Nested Unfolding Network for Real-World Concealed Object Segmentation
Chunming He, Rihan Zhang, Dingming Zhang, Fengyang Xiao, Deng-Ping Fan, Sina Farsiu
TL;DR
COS under real‑world degradations requires robust restoration and precise segmentation. The paper introduces NUN, a degradation‑robust nested unfolding network that embeds a DeRUN inside a SODUN, guided by a vision‑language model and reinforced by bi‑directional interaction and cross‑stage consistency. The method optimizes segmentation and restoration in a unified, multi‑stage framework with an IQA‑based selection mechanism, achieving state‑of‑the‑art results on both clean and degraded COS benchmarks. This work demonstrates that decoupled yet jointly optimized restoration and segmentation can greatly improve robustness and efficiency in real‑world visual perception tasks.
Abstract
Deep unfolding networks (DUNs) have recently advanced concealed object segmentation (COS) by modeling segmentation as iterative foreground-background separation. However, existing DUN-based methods (RUN) inherently couple background estimation with image restoration, leading to conflicting objectives and requiring pre-defined degradation types, which are unrealistic in real-world scenarios.
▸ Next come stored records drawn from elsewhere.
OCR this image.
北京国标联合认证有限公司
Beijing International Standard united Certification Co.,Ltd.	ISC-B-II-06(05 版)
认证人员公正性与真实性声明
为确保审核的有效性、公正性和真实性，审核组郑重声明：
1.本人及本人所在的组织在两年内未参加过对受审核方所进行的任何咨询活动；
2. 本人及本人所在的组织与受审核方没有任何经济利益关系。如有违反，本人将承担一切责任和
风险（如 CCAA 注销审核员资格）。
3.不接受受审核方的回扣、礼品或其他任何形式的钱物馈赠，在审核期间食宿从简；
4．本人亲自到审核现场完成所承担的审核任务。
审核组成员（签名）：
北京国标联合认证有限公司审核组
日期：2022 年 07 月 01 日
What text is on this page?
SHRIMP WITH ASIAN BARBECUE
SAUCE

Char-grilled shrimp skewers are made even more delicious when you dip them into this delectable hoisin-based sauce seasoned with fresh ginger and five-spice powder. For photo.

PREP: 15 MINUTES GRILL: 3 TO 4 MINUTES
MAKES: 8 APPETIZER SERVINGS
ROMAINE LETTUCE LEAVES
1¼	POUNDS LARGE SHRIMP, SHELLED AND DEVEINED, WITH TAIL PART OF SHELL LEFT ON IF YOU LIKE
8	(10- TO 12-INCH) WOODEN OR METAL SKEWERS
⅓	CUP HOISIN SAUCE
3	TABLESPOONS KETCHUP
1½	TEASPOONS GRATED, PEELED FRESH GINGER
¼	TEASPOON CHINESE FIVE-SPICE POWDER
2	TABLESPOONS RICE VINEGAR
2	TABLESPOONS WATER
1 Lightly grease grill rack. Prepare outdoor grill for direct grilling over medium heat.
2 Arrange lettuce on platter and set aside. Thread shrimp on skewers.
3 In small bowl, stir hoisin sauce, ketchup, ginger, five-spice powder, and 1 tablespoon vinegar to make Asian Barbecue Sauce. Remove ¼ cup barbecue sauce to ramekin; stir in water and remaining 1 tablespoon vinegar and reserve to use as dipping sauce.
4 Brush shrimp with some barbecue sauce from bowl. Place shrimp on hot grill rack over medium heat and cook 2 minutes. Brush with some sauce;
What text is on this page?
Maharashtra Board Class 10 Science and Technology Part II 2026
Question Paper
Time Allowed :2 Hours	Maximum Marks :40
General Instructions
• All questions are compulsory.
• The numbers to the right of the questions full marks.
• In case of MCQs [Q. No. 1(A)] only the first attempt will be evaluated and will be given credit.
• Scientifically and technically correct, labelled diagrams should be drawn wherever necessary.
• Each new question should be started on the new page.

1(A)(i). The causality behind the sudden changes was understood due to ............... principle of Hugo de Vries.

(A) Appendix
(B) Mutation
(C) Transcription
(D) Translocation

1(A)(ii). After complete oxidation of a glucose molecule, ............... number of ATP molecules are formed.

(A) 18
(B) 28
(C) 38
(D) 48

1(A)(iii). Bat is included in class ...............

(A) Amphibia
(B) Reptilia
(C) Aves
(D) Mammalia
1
To address this, we propose the nested unfolding network (NUN), a unified framework for real-world COS. NUN adopts a DUN-in-DUN design, embedding a degradation-resistant unfolding network (DeRUN) within each stage of a segmentation-oriented unfolding network (SODUN). This design decouples restoration from segmentation while allowing mutual refinement. Guided by a vision-language model (VLM), DeRUN dynamically infers degradation semantics and restores high-quality images without explicit priors, whereas SODUN performs reversible estimation to refine foreground and background. Leveraging the multi-stage nature of unfolding, NUN employs image-quality assessment to select the best DeRUN outputs for subsequent stages, naturally introducing a self-consistency loss that enhances robustness. Extensive experiments show that NUN achieves a leading place on both clean and degraded benchmarks. Code will be released.